Science and Truth

What is the difference between a theory, a hypothesis and a law? A fact and an observation? At what point do facts become the truth? Is “practicing science” the same as interpreting observations? And if so, does it follow that there are alternative interpretations that are equally valid?

The questions may seem very appropriate to the current political climate. Many feel that science is under assault. People have moved en masse to stand up, march, protest and shout out for science. As a citizen, I stand with them. There are issues that require immediate political action — action on climate change, protection of vulnerable habitats and loss of biodiversity — and doubting the science behind these is dangerous. It is dangerous for our wellbeing and the health and wellbeing of our children. However, it is important to acknowledge that the questions above are not new. They are relevant, important and have been asked by humans for generations before us. In fact, there is an entire branch of philosophy dedicated to addressing these. It is called epistemology.

Being clear on these questions is part of practicing science, and whilst there are no undisputed definitions*, below are some simple guidelines.

What is the difference between a fact an an observation?

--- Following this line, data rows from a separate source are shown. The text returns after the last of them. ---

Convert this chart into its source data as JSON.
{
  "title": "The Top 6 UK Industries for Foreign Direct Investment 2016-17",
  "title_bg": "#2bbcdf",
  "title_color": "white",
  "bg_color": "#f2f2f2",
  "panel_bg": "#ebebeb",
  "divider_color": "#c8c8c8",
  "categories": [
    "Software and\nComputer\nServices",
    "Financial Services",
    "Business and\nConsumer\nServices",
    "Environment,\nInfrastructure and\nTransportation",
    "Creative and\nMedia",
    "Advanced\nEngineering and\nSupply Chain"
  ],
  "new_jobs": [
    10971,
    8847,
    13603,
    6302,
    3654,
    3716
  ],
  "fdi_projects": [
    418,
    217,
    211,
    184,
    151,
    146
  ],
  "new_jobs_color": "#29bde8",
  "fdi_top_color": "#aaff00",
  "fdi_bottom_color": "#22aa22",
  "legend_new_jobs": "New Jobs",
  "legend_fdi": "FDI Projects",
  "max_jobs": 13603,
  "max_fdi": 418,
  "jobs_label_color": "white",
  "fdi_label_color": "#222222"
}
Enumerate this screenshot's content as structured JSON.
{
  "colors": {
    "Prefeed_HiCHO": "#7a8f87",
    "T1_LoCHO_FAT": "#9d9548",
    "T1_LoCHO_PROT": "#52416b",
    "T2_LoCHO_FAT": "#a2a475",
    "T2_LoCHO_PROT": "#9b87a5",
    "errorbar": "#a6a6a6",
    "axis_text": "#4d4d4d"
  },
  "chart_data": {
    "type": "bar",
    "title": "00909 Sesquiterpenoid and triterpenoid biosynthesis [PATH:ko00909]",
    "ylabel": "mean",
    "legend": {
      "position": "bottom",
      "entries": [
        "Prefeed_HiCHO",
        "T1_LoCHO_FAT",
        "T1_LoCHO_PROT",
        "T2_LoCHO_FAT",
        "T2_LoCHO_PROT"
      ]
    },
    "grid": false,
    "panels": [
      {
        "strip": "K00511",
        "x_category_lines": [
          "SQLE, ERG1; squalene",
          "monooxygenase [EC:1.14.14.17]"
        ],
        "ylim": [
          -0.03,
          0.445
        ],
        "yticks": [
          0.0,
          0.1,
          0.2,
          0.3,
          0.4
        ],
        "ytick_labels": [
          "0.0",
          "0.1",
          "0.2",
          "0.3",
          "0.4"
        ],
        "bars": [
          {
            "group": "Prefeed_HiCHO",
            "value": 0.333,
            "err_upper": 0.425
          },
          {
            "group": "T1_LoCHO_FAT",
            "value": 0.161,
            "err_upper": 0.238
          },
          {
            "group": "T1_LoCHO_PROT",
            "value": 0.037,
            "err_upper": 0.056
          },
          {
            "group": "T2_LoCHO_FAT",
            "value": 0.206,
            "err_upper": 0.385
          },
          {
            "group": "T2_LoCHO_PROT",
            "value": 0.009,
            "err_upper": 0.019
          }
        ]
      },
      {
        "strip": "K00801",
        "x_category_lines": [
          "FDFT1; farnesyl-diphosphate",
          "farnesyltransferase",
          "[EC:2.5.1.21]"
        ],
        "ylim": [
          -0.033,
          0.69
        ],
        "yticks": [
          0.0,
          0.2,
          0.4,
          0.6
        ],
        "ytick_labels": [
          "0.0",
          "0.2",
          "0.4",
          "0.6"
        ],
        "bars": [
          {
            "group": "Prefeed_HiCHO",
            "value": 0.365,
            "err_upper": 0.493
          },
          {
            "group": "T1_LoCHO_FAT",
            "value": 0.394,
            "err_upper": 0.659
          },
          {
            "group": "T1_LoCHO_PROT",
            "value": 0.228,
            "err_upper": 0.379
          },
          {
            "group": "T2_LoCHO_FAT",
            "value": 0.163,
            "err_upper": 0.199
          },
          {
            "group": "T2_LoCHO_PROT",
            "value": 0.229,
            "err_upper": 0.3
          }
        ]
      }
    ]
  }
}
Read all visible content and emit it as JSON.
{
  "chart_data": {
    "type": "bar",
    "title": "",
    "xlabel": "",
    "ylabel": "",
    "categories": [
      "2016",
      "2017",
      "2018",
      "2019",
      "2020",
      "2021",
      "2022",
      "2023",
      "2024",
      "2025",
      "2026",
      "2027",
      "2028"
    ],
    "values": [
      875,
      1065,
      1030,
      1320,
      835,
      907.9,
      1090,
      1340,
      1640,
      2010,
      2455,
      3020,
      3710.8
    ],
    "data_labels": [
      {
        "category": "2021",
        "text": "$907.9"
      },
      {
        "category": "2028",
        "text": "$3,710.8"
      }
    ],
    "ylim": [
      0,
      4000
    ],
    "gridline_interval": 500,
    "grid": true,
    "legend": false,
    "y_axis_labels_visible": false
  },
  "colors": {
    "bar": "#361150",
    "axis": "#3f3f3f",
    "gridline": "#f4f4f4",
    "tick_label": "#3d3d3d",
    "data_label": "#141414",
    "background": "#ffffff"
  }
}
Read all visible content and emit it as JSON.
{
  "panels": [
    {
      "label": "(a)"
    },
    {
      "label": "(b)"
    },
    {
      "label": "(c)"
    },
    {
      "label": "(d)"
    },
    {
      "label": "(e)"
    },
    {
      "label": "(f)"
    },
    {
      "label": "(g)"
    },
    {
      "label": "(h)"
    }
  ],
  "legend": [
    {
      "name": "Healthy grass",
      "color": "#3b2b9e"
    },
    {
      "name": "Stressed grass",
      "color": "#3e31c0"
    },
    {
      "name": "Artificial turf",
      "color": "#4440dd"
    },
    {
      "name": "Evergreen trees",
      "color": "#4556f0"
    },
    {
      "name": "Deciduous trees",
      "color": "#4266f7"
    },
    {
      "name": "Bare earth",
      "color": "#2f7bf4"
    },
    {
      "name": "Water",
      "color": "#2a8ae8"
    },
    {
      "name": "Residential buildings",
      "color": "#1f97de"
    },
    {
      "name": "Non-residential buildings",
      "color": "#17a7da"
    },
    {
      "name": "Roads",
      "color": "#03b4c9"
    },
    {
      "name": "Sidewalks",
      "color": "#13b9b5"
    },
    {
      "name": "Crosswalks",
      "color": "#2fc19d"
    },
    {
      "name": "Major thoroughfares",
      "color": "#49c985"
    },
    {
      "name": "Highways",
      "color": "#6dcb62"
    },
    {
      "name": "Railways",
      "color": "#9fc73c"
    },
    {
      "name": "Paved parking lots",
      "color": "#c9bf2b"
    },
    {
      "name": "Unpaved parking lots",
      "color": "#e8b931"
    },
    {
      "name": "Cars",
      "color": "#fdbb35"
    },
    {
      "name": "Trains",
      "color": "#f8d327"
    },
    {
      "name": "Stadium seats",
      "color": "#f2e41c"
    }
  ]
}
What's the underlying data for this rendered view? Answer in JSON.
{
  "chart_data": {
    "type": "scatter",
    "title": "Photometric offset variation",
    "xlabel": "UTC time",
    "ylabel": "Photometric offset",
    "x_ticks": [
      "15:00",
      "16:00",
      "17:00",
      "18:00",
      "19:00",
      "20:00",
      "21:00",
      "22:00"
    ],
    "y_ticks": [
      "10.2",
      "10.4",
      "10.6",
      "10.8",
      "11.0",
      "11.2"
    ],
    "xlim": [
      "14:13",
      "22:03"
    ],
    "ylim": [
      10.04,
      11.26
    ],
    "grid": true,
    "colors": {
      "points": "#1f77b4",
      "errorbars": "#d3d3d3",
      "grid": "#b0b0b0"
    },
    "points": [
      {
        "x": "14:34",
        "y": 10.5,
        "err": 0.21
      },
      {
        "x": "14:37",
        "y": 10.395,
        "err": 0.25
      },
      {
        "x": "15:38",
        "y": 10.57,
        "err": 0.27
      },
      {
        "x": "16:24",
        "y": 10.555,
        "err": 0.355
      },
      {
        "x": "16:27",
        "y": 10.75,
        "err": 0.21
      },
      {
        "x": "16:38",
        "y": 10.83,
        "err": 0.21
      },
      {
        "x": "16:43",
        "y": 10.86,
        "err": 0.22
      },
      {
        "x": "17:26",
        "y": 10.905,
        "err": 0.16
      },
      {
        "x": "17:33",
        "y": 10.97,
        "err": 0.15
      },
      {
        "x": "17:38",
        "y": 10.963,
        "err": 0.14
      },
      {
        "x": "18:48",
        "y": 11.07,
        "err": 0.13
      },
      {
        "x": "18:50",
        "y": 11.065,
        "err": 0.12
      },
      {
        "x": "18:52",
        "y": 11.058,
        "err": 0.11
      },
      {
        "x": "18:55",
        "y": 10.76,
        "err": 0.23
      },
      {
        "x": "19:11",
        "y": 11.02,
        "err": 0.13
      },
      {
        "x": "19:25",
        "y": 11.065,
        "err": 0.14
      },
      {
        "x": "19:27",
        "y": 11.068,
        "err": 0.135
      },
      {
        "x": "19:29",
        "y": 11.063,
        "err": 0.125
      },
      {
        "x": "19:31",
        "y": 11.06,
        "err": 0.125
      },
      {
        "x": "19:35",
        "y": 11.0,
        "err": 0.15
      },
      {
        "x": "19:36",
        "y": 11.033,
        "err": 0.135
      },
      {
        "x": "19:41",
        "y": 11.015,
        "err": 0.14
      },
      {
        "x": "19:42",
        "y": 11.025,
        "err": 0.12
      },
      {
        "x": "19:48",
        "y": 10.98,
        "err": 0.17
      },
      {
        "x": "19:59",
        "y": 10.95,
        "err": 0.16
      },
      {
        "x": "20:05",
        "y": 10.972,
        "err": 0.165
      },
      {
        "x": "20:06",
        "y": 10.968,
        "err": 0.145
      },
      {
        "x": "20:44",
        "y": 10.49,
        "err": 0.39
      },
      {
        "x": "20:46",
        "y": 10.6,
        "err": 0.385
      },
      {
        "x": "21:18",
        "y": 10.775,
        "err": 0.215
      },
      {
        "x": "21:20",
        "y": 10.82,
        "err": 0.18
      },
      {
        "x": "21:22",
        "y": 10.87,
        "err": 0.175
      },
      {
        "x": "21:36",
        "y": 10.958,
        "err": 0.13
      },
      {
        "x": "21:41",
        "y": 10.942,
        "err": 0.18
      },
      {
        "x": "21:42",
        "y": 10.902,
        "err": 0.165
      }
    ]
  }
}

An observation is one data point. The best observations are not dependent on the observer. At first, that might seem contradictory. But think about it — there are many reasons why a human observer might be unreliable. Our senses are often deceived. This is one of the many reasons why instruments are so useful — the best are not biased, they are consistent and objective. Sir Isaac Newton did not “discover” gravity by observing a falling apple. He proposed the theory of universal gravitation by measuring the speed at which many different types of objects fell. He also measured the distance between stars etc etc. Observations are important. They are the beginning of a thought process, and the beginning of the scientific process. The best scientists are the keenest observers.

Facts are more concrete than observations. Repeat observations lead to facts. Facts get stronger and stronger with more repeat observations. If you only saw the moon once in your life, you couldn’t exclaim “the moon exists- fact!”. We can claim that the moon exists as a fact, because it has stood the test of repeat observations. We went as far as walking on it, just to make sure.

It is a fact that the climate of our planet is changing. “Climate change”, to use the jargon, is a factually accurate statement. (See my earlier blog on this, for a more detailed explanation).

What are facts used for?

Facts are only useful if they help us understand something about the world. They need a context. We use facts to help us answer questions. But let us be incredibly clear about one thing: there is no such thing as “alternative facts”. There are alternative questions. It is often incredibly difficult to match facts to the right question. Politicians are particularly bad at this. Some scientists are bad at this too, which is why an integral part of science is to ask whether the data collected matches the question asked.

What is the difference between a theory, a hypothesis and a law?

A hypothesis is what you start with, in order to eventually arrive at a theory. It is to theory, what an observation is to a fact. It proposes an explanation for the observations. Hypotheses are daring! They are flamboyant and live and die on the edge. They propose an explanation for observations and they can either stand up straight or fall completely flat on their face. Falsification is more robust than verification. When something is not true, it is most definitely so. But when something stands to reason, there is always a small chance that it might not end up being true, in the long term. In other words, it is harder to be right than to be wrong.

Hypotheses are the racehorses of science. They are the sprinters and long distance runners. They are the prize fighters, and they take a mighty battering. One hypothesis against another, over and over and over again. And out of the strongest hypotheses emerge unifying theories that propose to explain a set of facts. Theories are grander than hypotheses, but they are subject to the same rules of logic. If they are trying to prove something right, they are inevitably opening themselves to argument. But they are stronger than hypotheses, because they stand on the shoulders of the strongest of these. There are always alternative hypotheses and alternative theories. That is what they are for. They exist to battle it out.

The best ones always win, because they attract more facts to support them. Alternative interpretations are not all equally valid. There are winners and losers based on objective metrics. And once a theory is flat on its face, it stays there, on the floor.

Laws are theories that have made it past a certain point of doubt. They are, by definition, unfalcifiable. In science, if you can produce a counter example to a law, it is no longer a law. Biologists do not tend to believe in laws within their domain of science. That is because each biological system is so complex, and stochasticity (random chance) plays such a significant part in the problem. Biologists embrace an element of chaos. Physics is more proficient in the language of laws. That doesn’t mean that biologists have more reason to doubt their theories. It is simply that the language of laws doesn’t enable progress in our branch of science. It is not useful.

At what point do facts become the truth?

Scientists do not use the language of “truth”. Even physicists use the language of “laws”, instead of speaking about truth. Asking at what point do facts become the truth is like asking, when do apples become oranges? A fact is a fact is a fact is a fact. There are no alternative facts in science, and we do not use the word truth. Ever. Science is colder than “truth”, which is subjective and impassioned. Another way of thinking about truth is by considering its opposite. Lying. Lying is knowingly distorting the observations. Lying requires knowledge of the truth, and then its distortion. In that respect, “truth” is closer to observation than it is to facts. Truth is a low bar to science, we are much more content with gathering facts and sorting through our alternative hypotheses.